Wednesday, 6 April 2016

What was the impetus behind making Steve Austin "better than before"?


Did this choice of words reflect on social norms about those with
physical disabilities at the time?




"Before" he didn't have disabilities or injuries. "Before" he was an astronaut - in perfect health.



"Better than he was before" is followed by "Better. Stronger. Faster" [Queue theme music]



All it had to do with was the fact that he's got superhuman power due to the bionics, and now they have a man worthy of a superhero TV show. The only thing it had to do with is why he stands out - where he got his abilities. It lays out the premise for the entire series. there wouldn't be much of a series if there weren't a bionic man to do all the cool stuff he gets to do.



(Although how he used the bionic arm without tearing it off his body is still beyond me.)



This was the era if Dirty Harry, of Captain Kirk getting into fistfights, Bruce Lee, and Chuck Norris. The Lone Ranger was still cool, as were Superman and even Spider-Man, who got a cheesy series in that era.
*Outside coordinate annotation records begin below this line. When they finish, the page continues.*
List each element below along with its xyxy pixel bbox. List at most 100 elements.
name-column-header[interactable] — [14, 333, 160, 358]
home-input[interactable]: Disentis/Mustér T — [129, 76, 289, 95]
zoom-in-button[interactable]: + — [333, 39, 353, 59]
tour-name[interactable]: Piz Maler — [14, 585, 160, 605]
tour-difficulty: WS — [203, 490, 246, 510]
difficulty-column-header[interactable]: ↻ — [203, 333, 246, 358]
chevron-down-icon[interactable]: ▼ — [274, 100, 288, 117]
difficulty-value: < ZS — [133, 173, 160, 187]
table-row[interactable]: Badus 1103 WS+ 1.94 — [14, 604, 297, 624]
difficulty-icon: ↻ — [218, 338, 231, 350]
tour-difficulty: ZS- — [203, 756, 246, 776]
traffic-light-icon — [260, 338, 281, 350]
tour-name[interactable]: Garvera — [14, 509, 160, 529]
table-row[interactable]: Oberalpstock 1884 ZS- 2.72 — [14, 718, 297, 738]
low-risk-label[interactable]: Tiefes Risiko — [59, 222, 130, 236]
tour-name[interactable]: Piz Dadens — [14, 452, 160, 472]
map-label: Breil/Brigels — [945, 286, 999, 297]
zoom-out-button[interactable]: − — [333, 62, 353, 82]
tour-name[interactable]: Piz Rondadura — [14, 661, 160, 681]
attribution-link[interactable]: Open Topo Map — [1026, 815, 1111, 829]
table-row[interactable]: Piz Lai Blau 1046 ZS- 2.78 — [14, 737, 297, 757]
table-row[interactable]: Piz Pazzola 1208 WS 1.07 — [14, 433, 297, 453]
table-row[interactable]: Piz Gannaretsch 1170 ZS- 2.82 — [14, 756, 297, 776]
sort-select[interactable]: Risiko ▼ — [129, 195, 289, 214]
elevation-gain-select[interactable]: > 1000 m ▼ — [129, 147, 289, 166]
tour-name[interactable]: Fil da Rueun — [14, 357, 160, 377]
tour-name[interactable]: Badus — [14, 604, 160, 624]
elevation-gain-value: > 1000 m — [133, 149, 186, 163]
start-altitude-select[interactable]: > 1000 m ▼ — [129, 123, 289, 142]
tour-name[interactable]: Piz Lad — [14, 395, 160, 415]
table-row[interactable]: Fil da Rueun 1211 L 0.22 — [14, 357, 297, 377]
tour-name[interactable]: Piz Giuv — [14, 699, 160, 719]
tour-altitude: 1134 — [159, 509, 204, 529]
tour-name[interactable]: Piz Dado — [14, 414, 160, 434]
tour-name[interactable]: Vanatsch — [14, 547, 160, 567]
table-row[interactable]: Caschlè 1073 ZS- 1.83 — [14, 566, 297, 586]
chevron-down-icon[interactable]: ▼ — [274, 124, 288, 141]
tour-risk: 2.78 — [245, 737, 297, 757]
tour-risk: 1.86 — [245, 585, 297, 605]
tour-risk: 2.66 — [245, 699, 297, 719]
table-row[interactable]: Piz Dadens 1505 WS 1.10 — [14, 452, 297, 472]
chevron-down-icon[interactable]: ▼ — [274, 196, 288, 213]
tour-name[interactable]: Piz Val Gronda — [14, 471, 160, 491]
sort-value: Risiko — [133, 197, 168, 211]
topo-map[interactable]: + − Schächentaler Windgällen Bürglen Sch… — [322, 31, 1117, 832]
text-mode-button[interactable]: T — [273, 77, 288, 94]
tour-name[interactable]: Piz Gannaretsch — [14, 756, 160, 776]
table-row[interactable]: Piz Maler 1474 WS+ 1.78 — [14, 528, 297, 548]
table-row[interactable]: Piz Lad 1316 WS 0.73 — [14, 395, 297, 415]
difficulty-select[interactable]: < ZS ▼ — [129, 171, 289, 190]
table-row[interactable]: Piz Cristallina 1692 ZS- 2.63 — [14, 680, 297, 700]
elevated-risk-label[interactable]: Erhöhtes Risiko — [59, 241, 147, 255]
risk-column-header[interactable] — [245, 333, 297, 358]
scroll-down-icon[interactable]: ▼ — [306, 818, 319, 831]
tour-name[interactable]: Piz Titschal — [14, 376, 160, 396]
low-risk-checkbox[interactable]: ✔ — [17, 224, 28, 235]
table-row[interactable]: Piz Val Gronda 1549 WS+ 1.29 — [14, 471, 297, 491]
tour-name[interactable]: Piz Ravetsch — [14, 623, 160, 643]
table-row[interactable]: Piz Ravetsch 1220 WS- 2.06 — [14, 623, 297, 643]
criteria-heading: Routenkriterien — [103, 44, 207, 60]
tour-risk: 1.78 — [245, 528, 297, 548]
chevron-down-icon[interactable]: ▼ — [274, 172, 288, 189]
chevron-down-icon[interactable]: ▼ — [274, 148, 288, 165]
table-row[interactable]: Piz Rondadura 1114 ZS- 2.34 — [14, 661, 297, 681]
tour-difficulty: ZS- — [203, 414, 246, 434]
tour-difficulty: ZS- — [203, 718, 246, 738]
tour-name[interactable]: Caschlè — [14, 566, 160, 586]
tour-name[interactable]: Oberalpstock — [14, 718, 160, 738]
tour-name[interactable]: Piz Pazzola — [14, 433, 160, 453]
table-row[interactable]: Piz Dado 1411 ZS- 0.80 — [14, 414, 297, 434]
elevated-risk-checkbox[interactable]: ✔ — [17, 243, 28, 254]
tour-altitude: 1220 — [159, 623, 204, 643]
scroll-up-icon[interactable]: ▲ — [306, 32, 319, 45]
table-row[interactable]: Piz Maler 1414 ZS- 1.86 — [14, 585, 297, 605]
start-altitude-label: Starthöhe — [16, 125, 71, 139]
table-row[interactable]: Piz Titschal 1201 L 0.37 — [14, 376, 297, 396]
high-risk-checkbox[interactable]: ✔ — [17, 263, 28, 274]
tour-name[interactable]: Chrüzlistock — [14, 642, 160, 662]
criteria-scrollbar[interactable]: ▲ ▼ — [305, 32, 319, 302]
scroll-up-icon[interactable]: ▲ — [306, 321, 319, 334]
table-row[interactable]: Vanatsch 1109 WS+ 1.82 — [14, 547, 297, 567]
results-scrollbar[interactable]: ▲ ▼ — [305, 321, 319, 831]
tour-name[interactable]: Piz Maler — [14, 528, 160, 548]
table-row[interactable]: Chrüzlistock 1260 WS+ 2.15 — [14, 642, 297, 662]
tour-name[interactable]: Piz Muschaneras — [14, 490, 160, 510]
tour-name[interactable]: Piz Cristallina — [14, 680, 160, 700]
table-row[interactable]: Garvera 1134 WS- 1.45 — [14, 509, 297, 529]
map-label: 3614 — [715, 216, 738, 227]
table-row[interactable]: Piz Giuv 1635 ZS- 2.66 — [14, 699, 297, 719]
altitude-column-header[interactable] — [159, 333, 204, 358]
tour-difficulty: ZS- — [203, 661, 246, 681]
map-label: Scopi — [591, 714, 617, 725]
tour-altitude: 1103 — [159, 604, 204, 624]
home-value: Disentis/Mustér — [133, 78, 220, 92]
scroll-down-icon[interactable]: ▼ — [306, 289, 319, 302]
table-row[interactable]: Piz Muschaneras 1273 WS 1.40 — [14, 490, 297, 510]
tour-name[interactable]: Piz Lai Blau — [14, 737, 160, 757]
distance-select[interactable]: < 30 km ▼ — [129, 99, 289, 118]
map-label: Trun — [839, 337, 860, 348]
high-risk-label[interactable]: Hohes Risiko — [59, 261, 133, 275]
We valued gritty tough heroes (as opposed to the tough anti-heroes we often see today, or the cartoonishly tough guys played by Stallone and Ahnold in the mid-late eighties).



Steve Austin was the type of man that we looked up to in that day. The ideals absolutely played a part. But not from a "disabilities are weak" standpoint. The bionics gave a good guy strength and made him interesting.